Do you even peruse this forum at all? If so, you would know this already. If, not--a quick google search of "How to Upgrade CPU on 2013 Mac Pro" will give you some results.
Go in to an Apple store, and ask the genius if the CPU is a "user serviceable part", same as the RAM is a "user serviceable part".
Guess what, it's not. The fact that you can get to it and disassemble it and DIY, doesn't mean it's what Apple classifies as "user serviceable". A technician can pull and replace the 2013's GPUs as well, going to claim they're "user serviceable"?
Just like the cMP's bluetooth and wifi aren't "user serviceable", while the drive sleds, ram and PCI cards, are.
User Serviceable, are the parts Apple designs specifically to be replaced
by the end user, not an Apple Certified Technician.
I meant as a consumer. Are you saying that if there was this hypothetical 2017 Mac Pro, and therefore, by co-existing with another Pro model, the iMac Pro, that it would split the consumer base? If, so, how? And, why would I care?
You wouldn't care, Apple would care. Splitting the userbase only makes sense when the separate products produce a market enlargement sufficient to cover the increased expenses of two different machines. A sealed appliance Mac Pro is not going to appeal to any significant market outside of markets already addressed by the iMac Pro, while stealing sales, and therefore component volume discounts from the iMac Pro.
So, you're saying that they want to sell the iMac Pro's more than this hypthetical 2017 Mac Pro, if it existed, because the iMac Pro has screens that share with other Mac lineups. So, economically and logistically, Apple would prefer to move the iMac Pro's with those screens?
Because... because by moving those products, they can pass the savings from the extra orders they would make for moving them so well to the regular iMacs?
The more screens Apple sells, the cheaper the screens are, and the better either their margins, or their ability to lower prices - that means they can make the iMac Pro cheaper than it would otherwise have to be, or the iMac, depending on where they want to push around their pricing.
As long as Apple keeps the 27" 5K iMacs then I don't think LG would refuse $$$! Apple also seems to have invested in the 5120-by-2880 resolution. So, monitors like the 27" LG UltraFine monitor for headless Macs are available. The existence of another Pro mac, like this hypothetical 2017 Mac Pro that we have been discussing would not threaten 27" 5K LCD screen production by any means.

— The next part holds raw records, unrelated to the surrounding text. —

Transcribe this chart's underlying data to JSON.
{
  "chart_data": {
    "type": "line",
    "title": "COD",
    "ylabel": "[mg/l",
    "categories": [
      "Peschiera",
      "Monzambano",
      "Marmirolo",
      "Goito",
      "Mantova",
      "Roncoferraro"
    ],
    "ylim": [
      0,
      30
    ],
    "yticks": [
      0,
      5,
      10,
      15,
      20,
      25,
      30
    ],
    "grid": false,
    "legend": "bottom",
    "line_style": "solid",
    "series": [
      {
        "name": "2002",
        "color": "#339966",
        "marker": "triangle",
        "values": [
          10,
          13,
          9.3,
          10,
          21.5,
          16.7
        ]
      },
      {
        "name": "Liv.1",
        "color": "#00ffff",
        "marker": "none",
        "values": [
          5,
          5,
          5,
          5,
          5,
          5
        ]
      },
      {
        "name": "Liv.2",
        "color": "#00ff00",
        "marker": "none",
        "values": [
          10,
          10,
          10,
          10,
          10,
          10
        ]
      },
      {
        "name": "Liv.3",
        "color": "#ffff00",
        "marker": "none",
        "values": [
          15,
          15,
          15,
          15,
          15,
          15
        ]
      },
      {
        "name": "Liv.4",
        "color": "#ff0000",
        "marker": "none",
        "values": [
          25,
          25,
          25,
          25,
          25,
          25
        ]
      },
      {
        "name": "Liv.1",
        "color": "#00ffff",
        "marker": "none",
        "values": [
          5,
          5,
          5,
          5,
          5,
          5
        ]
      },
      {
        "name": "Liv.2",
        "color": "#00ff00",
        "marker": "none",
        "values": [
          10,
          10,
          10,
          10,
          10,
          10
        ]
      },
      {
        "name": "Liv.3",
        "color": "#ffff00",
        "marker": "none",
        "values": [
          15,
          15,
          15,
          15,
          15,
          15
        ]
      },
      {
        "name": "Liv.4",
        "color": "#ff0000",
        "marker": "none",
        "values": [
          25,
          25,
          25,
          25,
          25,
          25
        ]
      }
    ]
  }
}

So long as Apple buys enough of them that LG wouldn't be better off using the production capacity to build something else that sells in greater volume, and is therefore more profitable.
Lots of reports are the ultrafine is pretty much no longer stocked - it's an order-ony product. Given how badly it was received, quality issues etc, and being TB3 (so basically Mac)-only, I'll go out on a limb and say the entire product was probably a rush job, created to soak up overproduction on panels, not as a serious attempt to set up an independent LG 5k display line.
It's not enough for 5K panels to be profitable for LG to make them, it has to be more profitable to make them, than it would be to make something else, and 5k is basically an orphan resolution that only Apple are invested in, and even then, the only reason they've invested in it, literally the only reason, is because they couldn't get a proper resolution independent vector-based UI to work out. 5K / retina is a kludge, pure and simple.
And, even if Apple makes an 8K iMac in 2019 or whathaveyou, you would have to figure that it would have to be some kind of BTO since the tech is so new and cost prohibitive.
8k is a mainstream video format, and 8k displays are going to be mainstream displays in a few years, similar to the transition from 1080p to 4K. 5K is its own little wilderness, existing only by the chance of fate that it's double the 1440p resolution of a non-retina 27" display.
I don't really know how long the iMac Pro was in the brewing or drawing stages. It doesn't seem like it was in incubation for that long though since the only thing that has change between the regular iMac and iMac Pro is the color and the extra cooling solution for the beefier CPU and GPU components.
IIRC the iMac Pro has more in common with the 2013 Mac Pro, than the normal iMac in terms of its hardware system design. I guarantee you, the way it was announced was not the way it was intended to be. If there had not been the fever pitch in the mac community about Apple abandoning the pro space, if you hadn't had Gruber, Ritchie etc openly saying "something has gone wrong in Apple" about the 2013, there would have been no mea culpa meeting, the iMac Pro would have just launched as "The new (i)Mac Pro", and that would have been Apple's sole pro desktop.